Classification of model types by modality, focused on the input/output distinction.
Multimodal
The umbrella term. A model that handles more than one modality (text, images, audio, video) as input and/or output. The term does not specify which modalities or in which direction — it just means “more than one.”
Vision model
Supports images as input — understanding/analyzing them. In ML, “vision” almost always means perception, not generation. These take images in and produce text out (e.g. GPT-4V, Claude with vision). A vision model does not generate images.
Image generation
No single tidy term, but the common labels:
- Image generation model / text-to-image model — the generic, most-used label (DALL·E, Stable Diffusion, Midjourney, Imagen).
- Generative vision model — used occasionally, but ambiguous.
- By architecture: diffusion models (most current generators), GANs (older), autoregressive image models.

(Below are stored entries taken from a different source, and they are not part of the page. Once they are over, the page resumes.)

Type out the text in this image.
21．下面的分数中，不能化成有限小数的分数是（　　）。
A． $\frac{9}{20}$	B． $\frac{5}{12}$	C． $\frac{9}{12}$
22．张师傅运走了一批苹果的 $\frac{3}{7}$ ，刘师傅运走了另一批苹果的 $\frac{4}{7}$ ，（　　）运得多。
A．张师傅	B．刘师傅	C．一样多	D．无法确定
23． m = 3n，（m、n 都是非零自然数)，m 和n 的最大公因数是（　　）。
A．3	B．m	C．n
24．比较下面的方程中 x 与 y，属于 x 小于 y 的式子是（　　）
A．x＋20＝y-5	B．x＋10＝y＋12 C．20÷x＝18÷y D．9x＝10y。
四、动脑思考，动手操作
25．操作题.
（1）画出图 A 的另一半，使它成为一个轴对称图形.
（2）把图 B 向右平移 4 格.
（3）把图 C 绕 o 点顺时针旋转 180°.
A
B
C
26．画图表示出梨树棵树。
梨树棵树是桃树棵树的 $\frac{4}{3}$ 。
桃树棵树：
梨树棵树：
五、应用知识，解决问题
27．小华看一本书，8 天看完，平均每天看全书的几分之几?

- Any-to-any / omni model — newer term for models that both understand and generate across modalities in one model.
Useful framing: input → output split
| Direction | Name |
|---|---|
| text → image | text-to-image |
| image → text | vision / image understanding |
| image → image | image editing / image-to-image |
| text+image → text+image | multimodal generative / any-to-any |
Summary: “Multimodal” is the umbrella; “vision” is specifically the understanding side; image generation lives under “text-to-image” or the underlying architecture name (usually diffusion).